The correct multiplication should be:
-8(k + s) = -8(20)
-8k - 8s = -160
So, your system of equations should be:
-8k - 8s = -160
9k + 8s = 8.40
Now, you can use the elimination method by adding the two equations together:
(-8k - 8s) + (9k + 8s) = -160 + 8.40
This simplifies to:
k = -151.6 + 8.40
k = -143.2
It seems there was an error when adding the equations together. Please double-check your calculations and try again.
Hi Valeria!
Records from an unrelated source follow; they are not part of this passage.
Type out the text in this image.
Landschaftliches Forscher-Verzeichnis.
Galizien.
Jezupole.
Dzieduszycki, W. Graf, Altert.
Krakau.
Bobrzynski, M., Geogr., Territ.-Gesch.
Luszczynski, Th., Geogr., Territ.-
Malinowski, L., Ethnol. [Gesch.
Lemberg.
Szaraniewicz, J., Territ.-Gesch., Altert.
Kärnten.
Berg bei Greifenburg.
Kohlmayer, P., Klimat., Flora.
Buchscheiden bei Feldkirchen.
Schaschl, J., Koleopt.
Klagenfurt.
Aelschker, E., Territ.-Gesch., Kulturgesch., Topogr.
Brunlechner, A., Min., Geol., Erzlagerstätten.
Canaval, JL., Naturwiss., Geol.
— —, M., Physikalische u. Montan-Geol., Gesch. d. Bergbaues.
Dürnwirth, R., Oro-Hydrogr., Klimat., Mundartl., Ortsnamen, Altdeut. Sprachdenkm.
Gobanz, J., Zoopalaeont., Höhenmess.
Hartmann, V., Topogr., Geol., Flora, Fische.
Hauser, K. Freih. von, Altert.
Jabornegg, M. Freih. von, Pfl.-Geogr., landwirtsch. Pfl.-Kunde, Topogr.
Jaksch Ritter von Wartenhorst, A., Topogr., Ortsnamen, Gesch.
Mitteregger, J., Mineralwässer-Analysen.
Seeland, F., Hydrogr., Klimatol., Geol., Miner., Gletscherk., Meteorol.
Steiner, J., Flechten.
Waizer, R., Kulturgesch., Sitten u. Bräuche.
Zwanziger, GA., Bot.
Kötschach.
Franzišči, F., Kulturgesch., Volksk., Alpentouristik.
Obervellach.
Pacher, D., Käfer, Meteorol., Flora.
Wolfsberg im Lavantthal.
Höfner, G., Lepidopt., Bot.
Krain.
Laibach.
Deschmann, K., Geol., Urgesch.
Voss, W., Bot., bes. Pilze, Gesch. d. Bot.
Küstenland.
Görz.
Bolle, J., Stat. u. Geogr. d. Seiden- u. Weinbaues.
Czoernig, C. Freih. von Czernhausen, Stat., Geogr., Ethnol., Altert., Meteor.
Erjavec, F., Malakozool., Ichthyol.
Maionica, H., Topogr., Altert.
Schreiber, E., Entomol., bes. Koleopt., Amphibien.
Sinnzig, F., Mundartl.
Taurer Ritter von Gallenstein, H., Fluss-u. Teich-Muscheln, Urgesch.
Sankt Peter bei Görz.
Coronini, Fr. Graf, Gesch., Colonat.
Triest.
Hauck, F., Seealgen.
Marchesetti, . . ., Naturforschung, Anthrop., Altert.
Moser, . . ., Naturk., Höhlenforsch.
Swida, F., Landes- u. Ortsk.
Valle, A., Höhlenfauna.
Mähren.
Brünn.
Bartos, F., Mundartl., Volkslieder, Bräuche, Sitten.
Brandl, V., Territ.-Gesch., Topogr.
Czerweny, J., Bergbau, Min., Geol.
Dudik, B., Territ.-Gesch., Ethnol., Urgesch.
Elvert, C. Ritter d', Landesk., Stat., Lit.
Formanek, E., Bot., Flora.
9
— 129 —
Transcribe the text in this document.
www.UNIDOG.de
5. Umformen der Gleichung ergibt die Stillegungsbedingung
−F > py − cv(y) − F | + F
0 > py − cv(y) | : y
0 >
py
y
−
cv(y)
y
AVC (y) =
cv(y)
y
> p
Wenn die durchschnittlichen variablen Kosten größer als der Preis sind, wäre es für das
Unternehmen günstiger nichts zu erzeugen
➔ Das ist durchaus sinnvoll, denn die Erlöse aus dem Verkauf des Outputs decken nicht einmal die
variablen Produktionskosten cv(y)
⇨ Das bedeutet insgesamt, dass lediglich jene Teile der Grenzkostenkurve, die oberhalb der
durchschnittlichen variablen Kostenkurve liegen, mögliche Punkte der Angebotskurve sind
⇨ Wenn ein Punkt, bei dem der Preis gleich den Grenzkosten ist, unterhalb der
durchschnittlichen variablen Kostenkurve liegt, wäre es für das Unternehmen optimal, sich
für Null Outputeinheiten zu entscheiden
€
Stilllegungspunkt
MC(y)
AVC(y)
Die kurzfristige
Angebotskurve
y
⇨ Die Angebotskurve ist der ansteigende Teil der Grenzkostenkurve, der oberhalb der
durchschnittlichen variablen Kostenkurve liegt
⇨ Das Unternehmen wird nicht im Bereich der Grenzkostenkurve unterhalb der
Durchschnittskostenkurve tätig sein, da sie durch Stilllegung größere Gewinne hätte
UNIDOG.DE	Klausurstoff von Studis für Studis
It looks like your equations are correct, but you made a small error when multiplying the top equation by -8. Let me show you the correct steps to solve the problem using the elimination method.
Here are your equations:
1) K + S = 20
2) 9K + 8S = 8.40
To eliminate one variable, we'll multiply the top equation (equation 1) by 8 and the bottom equation (equation 2) by -1:
3) 8K + 8S = 160 (equation 1 multiplied by 8)
4) -9K - 8S = -8.40 (equation 2 multiplied by -1)
Now, let's add equation 3 and equation 4 together:
5) -K = 151.6
At this point, the signs of your equation have reversed because of the multiplication. Now, we can solve for K by multiplying both sides by -1:
6) K = -151.6
However, it seems that there might be a mistake earlier in the calculations. Can you please recheck your previous steps to identify where the error occurred? Remember to correctly distribute the negative sign when multiplying equations.
Once you find and correct the error in your calculations, you should get a positive value for K and S that makes sense in the context of the problem. Let me know if you have any further questions or if there's anything else I can help you with!